The Extra Ingredient That Will Help Your Cinnamon Rolls Brown
Cinnamon rolls have a special way of filling the house with divine smells and big smiles. Whether it's Christmas morning, a special Saturday, or even a casual weekday breakfast, their magnificent flavor, tender texture, and beautiful swirls are sure to sweeten up the day and start it in the best way.
In fact, there are more creative ways than one to make these breakfast delights. Of course, you've got the classic, using a cinnamon, sugar, and butter mixture, along with a simple yeasted dough that requires proofing and rising before baking and topped with a silky sugar glaze. However, there are also some creative flavors to take on if you're wanting some extra spice in your life — like Red Velvet Cinnamon Rolls, Raspberry Cinnamon Rolls, and even Vegan Cinnamon Rolls. These variations are a fun take on such a popular pastry, but there's a reason the original still remains so loved.
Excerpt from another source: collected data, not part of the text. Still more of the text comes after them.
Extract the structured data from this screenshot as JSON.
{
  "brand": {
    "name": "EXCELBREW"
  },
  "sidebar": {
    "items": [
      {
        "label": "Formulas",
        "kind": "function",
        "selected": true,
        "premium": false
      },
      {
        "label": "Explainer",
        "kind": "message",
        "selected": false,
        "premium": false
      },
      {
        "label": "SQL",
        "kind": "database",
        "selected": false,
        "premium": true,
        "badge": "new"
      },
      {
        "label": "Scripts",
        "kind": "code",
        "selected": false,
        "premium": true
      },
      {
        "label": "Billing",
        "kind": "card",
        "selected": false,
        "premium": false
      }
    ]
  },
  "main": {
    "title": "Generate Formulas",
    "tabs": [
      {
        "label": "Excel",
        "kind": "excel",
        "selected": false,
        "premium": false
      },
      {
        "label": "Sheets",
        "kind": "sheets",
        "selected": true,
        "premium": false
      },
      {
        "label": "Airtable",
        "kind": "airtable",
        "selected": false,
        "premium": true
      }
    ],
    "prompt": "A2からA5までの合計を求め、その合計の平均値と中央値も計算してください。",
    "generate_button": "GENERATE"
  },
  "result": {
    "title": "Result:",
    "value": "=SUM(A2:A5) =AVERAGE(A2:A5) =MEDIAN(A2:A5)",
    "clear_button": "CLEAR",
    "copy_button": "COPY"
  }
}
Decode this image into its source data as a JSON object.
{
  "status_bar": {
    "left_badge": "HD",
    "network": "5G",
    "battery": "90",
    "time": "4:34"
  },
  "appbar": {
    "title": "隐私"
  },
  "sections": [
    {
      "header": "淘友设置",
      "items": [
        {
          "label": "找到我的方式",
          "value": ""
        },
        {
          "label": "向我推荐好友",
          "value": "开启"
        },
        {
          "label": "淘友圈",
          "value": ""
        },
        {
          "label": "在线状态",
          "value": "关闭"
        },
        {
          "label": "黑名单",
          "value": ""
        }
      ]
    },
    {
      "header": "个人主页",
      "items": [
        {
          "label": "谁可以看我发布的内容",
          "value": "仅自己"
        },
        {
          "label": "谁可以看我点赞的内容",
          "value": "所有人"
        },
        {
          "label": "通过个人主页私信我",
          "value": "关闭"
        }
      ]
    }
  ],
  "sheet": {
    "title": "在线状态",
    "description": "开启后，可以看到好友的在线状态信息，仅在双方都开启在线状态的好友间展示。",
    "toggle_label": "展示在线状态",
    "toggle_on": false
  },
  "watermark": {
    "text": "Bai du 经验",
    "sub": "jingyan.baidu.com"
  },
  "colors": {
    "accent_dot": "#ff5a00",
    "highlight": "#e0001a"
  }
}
Some like their cinnamon rolls on the doughy side, while some prefer them well-done. If you are the latter, one simple ingredient could take your go-to homemade cinnamon roll recipe from good to great with the perfect golden brown hue, without risking overcooking them and sacrificing texture.
Baking soda to the rescue
Baking soda's special power when it comes to baking is browning, according to The Spruce Eats. Adding baking soda to your yeasted cinnamon roll dough will help it brown quicker in the oven. This is because the leavening agent balances the pH in the dough, which promotes the Maillard reaction when exposed to heat. When incorporating baking soda into baked goods, it typically raises the pH levels while lowering the amount of gluten present, reducing the chewiness and yielding a more tender texture (per Bob's Red Mill).
Cinnamon rolls don't normally require baking soda or even baking powder, as they only really need the yeast to do the work in terms of rising, proofing, and creating texture, explains Pastry Chef Online. This is why the browning does not occur quickly compared to other recipes that use baking soda such as quick breads, cookies, and muffins. Furthermore, if you've ever noticed that soft pretzels and bagels are golden brown on the outside, yet tender and soft with pillow-y insides, it's because they too use baking soda to create this appearance (via Uncle Henry).